As Moiras
do grego “Μοῖραι”, na mitologia grega, são as três irmãs divinas que
determinavam o destino, tanto dos deuses, quanto dos seres humanos. Eram três
mulheres lúgubres, responsáveis por fabricar, tecer e cortar aquilo que seria o
fio da vida de todos os indivíduos.
Durante
o trabalho, as moiras fazem uso da Roda da Fortuna, que é o tear utilizado para
se tecer os fios. As voltas da roda posicionam o fio do indivíduo em sua parte
mais privilegiada (o topo) ou em sua parte menos desejável (o fundo),
explicando-se assim os períodos de boa ou má sorte de todos. As três deusas
decidiam o destino individual dos antigos gregos, e criaram Têmis, Nêmesis e as
erínias. Pertenciam à primeira geração divina (os deuses primordiais), e assim
como Nix, eram domadoras de deusas e homens.
As
moiras eram filhas de Moros e Ananque. Moira, no singular, era inicialmente o
destino. Na Ilíada, representava uma lei que pairava sobre deuses e homens,
pois nem Zeus estava autorizado a transgredi-la sem interferir na harmonia
cósmica. Na Odisseia aparecem as fiandeiras.
O
mito grego predominou entre os romanos a tal ponto que os nomes das divindades
caíram em desuso. Entre eles eram conhecidas por Parcas chamadas Nona, Décima e
Morta, que tinham respectivamente as funções de presidir a gestação e o
nascimento, o crescimento e desenvolvimento, e o final da vida; a morte; notar
entretanto, que essa regência era apenas "sobre os humanos".
Os
poetas da antiguidade descreviam as moiras como donzelas de aspecto sinistro,
de grandes dentes e longas unhas. Nas artes plásticas, ao contrário, aparecem
representadas como lindas donzelas. As Moiras eram:
Cloto (Κλωθώ; klothó) em grego significa
"fiar", segurava o fuso e tecia o fio da vida. Junto de Ilitia,
Ártemis e Hécate, Cloto atuava como deusa dos nascimentos e partos.

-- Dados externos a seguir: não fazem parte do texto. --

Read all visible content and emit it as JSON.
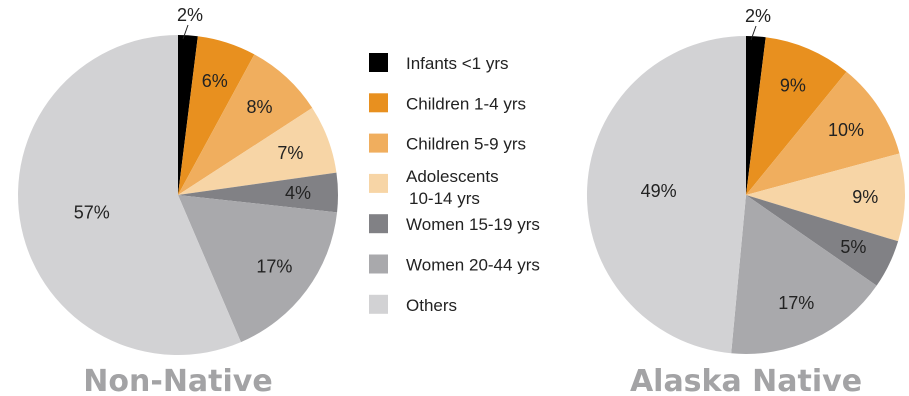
{
  "chart_data": [
    {
      "type": "pie",
      "title": "Non-Native",
      "categories": [
        "Infants <1 yrs",
        "Children 1-4 yrs",
        "Children 5-9 yrs",
        "Adolescents 10-14 yrs",
        "Women 15-19 yrs",
        "Women 20-44 yrs",
        "Others"
      ],
      "values": [
        2,
        6,
        8,
        7,
        4,
        17,
        57
      ],
      "labels": [
        "2%",
        "6%",
        "8%",
        "7%",
        "4%",
        "17%",
        "57%"
      ]
    },
    {
      "type": "pie",
      "title": "Alaska Native",
      "categories": [
        "Infants <1 yrs",
        "Children 1-4 yrs",
        "Children 5-9 yrs",
        "Adolescents 10-14 yrs",
        "Women 15-19 yrs",
        "Women 20-44 yrs",
        "Others"
      ],
      "values": [
        2,
        9,
        10,
        9,
        5,
        17,
        49
      ],
      "labels": [
        "2%",
        "9%",
        "10%",
        "9%",
        "5%",
        "17%",
        "49%"
      ]
    }
  ],
  "legend": {
    "placement": "center",
    "items": [
      {
        "lines": [
          "Infants <1 yrs"
        ],
        "color": "#000000"
      },
      {
        "lines": [
          "Children 1-4 yrs"
        ],
        "color": "#e8901f"
      },
      {
        "lines": [
          "Children 5-9 yrs"
        ],
        "color": "#f0ae5e"
      },
      {
        "lines": [
          "Adolescents",
          "10-14 yrs"
        ],
        "color": "#f7d5a6"
      },
      {
        "lines": [
          "Women 15-19 yrs"
        ],
        "color": "#818185"
      },
      {
        "lines": [
          "Women 20-44 yrs"
        ],
        "color": "#a9a9ac"
      },
      {
        "lines": [
          "Others"
        ],
        "color": "#d2d2d4"
      }
    ]
  },
  "colors": [
    "#000000",
    "#e8901f",
    "#f0ae5e",
    "#f7d5a6",
    "#818185",
    "#a9a9ac",
    "#d2d2d4"
  ]
}
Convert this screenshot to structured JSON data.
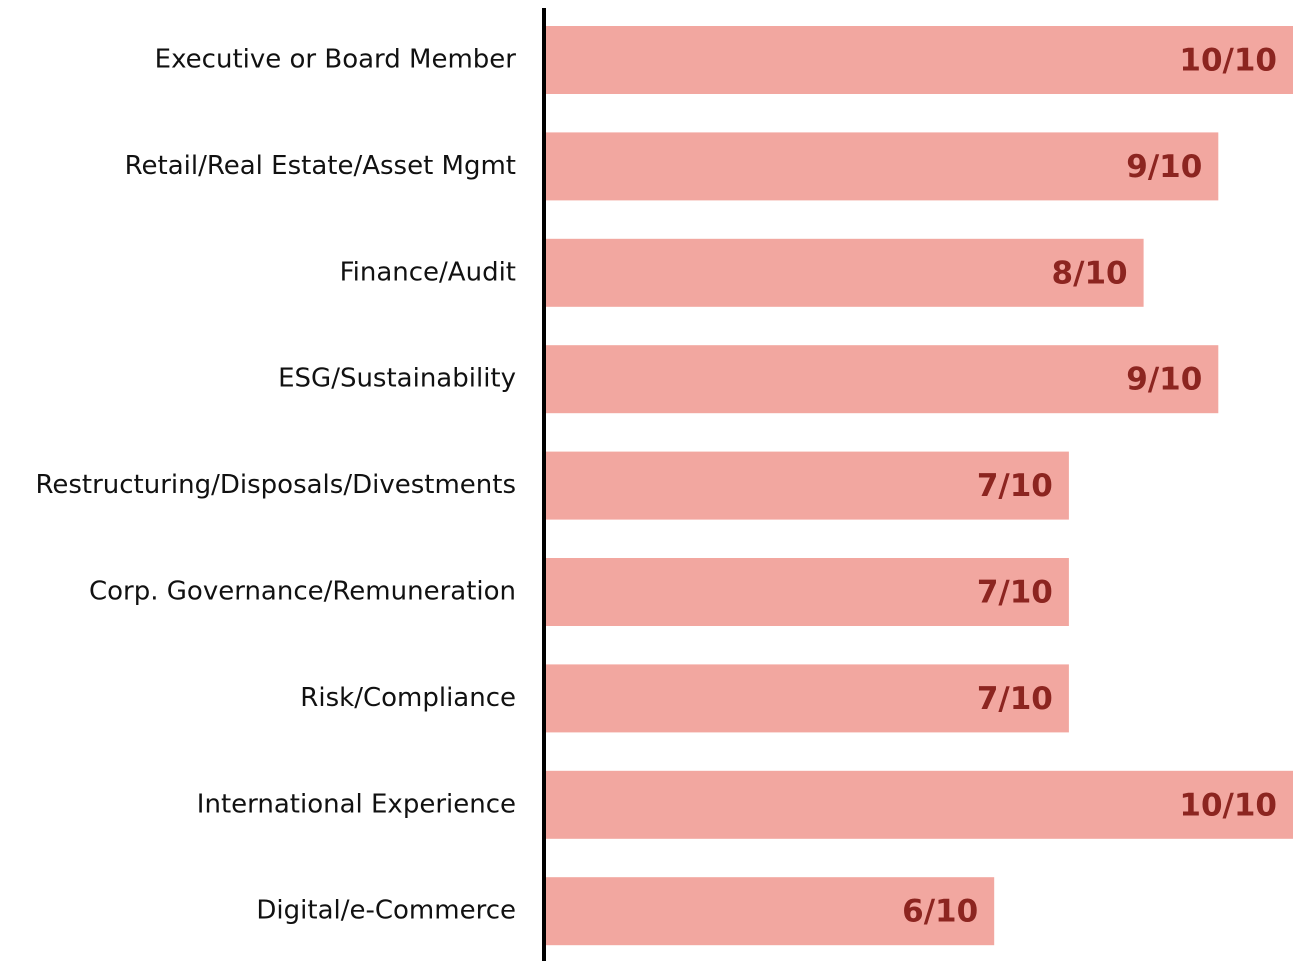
{
  "chart_data": {
    "type": "hbar",
    "categories": [
      "Executive or Board Member",
      "Retail/Real Estate/Asset Mgmt",
      "Finance/Audit",
      "ESG/Sustainability",
      "Restructuring/Disposals/Divestments",
      "Corp. Governance/Remuneration",
      "Risk/Compliance",
      "International Experience",
      "Digital/e-Commerce"
    ],
    "values": [
      10,
      9,
      8,
      9,
      7,
      7,
      7,
      10,
      6
    ],
    "value_labels": [
      "10/10",
      "9/10",
      "8/10",
      "9/10",
      "7/10",
      "7/10",
      "7/10",
      "10/10",
      "6/10"
    ],
    "color": "#f2a7a0",
    "xlim": [
      0,
      10
    ]
  }
}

Láquesis (Λάχεσις; láchesis) em grego
significa "sortear" puxava e enrolava o fio tecido, Láquesis atuava
junto com Tique, Pluto, Moros e outros, sorteando o quinhão de atribuições que
se ganhava em vida.
Átropos (Ἄτροπος; átropos) em grego
significa "afastar", ela cortava o fio da vida. Átropos, juntamente a
Tânato, Moros e as queres, determinava o fim da vida.
Moiras
na Teogonia:
As
Moirai (na tradução latina, as Parcas), "a quem mais deu honra o sábio
Zeus" (v. 904), fixam aos homens mortais os seus lotes de bem e de mal.

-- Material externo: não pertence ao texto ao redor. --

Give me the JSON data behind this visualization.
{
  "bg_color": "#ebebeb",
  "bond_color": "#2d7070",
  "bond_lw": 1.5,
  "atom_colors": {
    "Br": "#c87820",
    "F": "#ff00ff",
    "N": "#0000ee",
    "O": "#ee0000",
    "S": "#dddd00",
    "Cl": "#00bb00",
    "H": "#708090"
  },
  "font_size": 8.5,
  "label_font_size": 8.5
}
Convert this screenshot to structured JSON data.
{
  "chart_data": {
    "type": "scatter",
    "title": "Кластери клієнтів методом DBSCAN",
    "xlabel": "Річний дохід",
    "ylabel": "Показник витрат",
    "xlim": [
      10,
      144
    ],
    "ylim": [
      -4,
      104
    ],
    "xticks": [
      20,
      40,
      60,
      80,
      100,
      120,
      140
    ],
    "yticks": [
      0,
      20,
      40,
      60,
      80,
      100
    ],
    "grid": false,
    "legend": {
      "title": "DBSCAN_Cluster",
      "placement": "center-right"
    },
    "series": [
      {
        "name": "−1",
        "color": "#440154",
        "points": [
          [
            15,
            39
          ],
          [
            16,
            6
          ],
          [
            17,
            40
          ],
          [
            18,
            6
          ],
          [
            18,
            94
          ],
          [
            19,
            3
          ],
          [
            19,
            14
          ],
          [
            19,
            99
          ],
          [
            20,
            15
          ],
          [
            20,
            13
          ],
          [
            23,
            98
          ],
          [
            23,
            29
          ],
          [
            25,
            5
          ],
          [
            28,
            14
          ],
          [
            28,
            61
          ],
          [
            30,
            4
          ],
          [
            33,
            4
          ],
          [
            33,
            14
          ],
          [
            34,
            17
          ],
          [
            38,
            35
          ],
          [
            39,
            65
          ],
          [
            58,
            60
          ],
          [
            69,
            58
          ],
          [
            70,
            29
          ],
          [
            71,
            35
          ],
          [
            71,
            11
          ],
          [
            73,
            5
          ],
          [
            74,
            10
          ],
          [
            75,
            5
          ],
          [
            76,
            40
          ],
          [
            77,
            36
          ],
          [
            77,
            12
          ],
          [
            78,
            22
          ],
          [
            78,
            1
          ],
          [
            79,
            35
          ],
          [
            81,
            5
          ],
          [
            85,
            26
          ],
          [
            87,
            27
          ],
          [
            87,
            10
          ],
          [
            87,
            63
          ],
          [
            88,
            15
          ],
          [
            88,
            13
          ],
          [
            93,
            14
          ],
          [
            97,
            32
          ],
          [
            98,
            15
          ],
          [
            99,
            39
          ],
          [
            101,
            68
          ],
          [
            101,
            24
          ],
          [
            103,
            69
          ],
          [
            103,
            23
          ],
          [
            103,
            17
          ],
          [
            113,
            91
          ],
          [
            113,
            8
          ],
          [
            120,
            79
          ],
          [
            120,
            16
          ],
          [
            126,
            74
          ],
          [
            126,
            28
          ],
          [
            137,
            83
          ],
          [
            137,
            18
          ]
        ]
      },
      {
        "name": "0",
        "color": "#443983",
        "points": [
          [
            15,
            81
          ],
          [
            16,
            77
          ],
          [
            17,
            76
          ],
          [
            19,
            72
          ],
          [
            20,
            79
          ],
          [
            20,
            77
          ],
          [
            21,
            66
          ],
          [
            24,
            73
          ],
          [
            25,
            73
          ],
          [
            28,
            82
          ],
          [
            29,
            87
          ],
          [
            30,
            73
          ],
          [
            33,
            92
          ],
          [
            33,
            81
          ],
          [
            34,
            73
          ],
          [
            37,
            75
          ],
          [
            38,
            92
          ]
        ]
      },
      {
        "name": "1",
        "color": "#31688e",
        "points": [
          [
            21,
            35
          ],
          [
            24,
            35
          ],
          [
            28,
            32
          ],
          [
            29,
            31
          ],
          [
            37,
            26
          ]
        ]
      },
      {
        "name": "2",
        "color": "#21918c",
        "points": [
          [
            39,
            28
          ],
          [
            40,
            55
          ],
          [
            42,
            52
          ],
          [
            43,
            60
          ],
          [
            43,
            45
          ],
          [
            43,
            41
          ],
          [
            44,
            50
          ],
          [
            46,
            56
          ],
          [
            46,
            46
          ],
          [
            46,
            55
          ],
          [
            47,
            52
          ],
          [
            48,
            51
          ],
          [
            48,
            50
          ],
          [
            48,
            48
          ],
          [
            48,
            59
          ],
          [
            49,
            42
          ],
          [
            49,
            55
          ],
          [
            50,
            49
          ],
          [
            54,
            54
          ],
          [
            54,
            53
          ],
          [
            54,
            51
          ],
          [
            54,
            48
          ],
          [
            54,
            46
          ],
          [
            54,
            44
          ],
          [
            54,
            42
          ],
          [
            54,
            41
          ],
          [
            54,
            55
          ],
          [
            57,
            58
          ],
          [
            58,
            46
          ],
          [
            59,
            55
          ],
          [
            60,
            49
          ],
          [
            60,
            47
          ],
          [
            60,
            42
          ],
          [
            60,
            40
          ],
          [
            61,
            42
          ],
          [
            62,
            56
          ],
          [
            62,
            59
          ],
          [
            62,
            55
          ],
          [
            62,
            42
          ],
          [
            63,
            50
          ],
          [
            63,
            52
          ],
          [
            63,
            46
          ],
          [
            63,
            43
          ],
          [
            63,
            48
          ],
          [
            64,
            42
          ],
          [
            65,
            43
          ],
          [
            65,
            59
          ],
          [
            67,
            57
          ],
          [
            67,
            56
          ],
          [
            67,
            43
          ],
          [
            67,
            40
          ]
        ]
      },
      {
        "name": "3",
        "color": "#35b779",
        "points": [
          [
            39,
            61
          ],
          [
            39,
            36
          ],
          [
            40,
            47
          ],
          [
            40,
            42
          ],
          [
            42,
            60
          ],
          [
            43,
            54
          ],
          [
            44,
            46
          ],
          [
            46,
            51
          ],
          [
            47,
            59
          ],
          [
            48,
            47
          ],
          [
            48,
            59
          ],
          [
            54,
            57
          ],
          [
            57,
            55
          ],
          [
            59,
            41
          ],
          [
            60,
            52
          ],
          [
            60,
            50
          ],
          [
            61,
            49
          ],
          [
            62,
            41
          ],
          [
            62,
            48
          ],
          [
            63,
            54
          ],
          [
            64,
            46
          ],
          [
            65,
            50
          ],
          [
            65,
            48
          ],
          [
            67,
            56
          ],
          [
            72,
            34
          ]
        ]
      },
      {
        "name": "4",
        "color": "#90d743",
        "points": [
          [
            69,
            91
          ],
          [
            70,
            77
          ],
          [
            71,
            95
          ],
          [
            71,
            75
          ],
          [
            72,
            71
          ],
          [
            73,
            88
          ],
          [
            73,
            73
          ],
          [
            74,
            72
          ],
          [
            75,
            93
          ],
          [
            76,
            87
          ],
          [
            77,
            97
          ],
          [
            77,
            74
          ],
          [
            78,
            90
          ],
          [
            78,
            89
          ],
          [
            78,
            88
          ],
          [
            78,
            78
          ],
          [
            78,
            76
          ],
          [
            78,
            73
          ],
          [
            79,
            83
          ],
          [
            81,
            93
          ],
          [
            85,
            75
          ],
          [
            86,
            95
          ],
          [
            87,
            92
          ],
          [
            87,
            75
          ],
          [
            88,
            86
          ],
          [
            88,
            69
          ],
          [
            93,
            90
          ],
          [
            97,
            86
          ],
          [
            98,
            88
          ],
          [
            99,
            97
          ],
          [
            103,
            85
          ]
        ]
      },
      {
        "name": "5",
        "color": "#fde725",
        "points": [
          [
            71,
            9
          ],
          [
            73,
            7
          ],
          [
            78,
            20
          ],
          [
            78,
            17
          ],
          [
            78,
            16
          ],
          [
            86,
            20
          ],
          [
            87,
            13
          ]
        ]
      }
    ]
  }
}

Enquanto filhas de Zeus e Thémis, as Moirai representam a Fatalidade sob o
aspecto positivo de configuração e ordenação dos destinos humanos segundo um
peso e medida divinos; sob o aspecto negativo, essas Moirai são filhas da
Noite (vv. 217-9) e
representam a sofrida experiência
do restrito e inexorável lote de bem e de mal a que cada homem tem que se
submeter como seu único destino.
As
Hórai regram a Natureza, o tempo e as ações humanas integrando-os num todo uno
e indiviso, que será harmonioso ou terrível segundo nele os homens concorram
com ou sem o senso de justiça. As Moirai regram o que de bem e de mal aos
homens é dado viver, segundo uma medida divina pela qual a vida humana (feliz
ou desventurada) encontra sua razão de ser e se integra na ordem maior de Zeus.
A
Moira, i.e., o lote ou o quinhão partilhado, é esse limite ôntico pelo qual a
essência mesma de cada Deus se delimita e se configura como tal. A Moîra,
portanto, está acima de cada Deus-centro ao mesmo tempo que é esse próprio
Deus-centro. E enquanto a Moira está acima de cada Deus-centro ela se
identifica com a
vontade de Zeus,
já que é
a vontade de
Zeus que determinou (ou
determina: aqui cessa toda compartimentação do tempo em presente, passado e
futuro) a Grande Partilha e, nessa Grande Partilha, a constituição de
cada parte, i.e., Zeus determinou
(determina) o Grande Dasmós (vv. 73-4, 112 e 885) e, no
Grande Dasmós, a constituição de cada moira. (E além de árbitro do Grande
Dasmós, Zeus é o cônjuge de Eury- nóme, a Grande-Partilha, e é cônjuge de
Thémis, com a qual procria as Moirai, as partes ou lotes.)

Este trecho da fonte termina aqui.